My name is Nancy Stead and I am the g-granddaughter of Washington Duckett, carpenter on the San Francisco on her ill-fated maiden voyage. He survived the wreck, but his brother, who was a waiter on the ship, did not. I am doing research on the wreck of the San Francisco and the subsequent rescue of her passengers.
The Three Bells was built in 1850 and owned by John Bell and his brother, as well as a third Bell, unrelated to them, hence the name. It was the largest iron ship then afloat. She was built on the Clyde at Dumbarton, Scotland, by William Denny and Brothers.
The Three Bells' officers were Captain Crichton, James Gibb, First Mate; John McLean, Second Mate; Adam Cairns, Carpenter; William Parmer, Steward; and Francis McClusky, Cook. there were also 21 seamen aboard. There were also sixteen passengers aboard.

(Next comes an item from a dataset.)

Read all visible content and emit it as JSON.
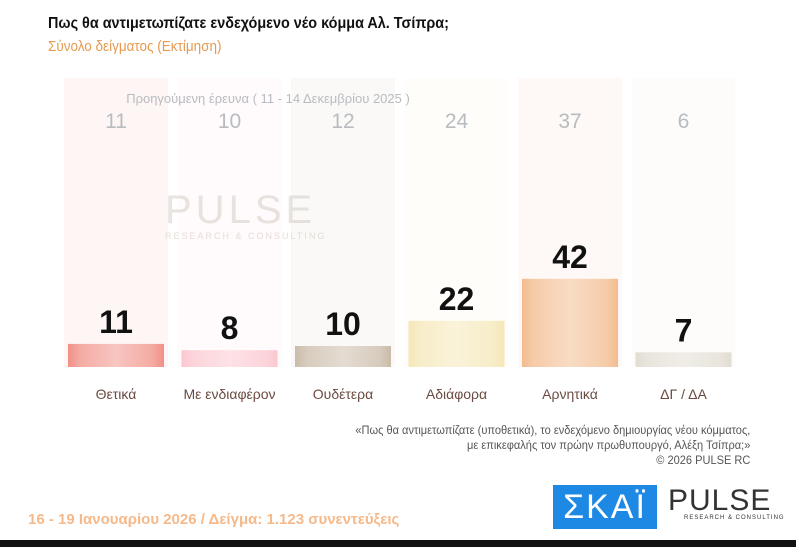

Crighton's g-grandson, Richard E. Crighton, wrote an article about the wreck of the San Francisco, and his g-grandfather's part in the rescue in the Winter 1985 issue of the American Neptune, a quarterly journal of maritime history published by the Peabody Museum of Salem, MA, USA. At that time, Richard was in possession of the silver urn presented to Crighton by the merchants and citizens of New York City, a picture of which appears in the article.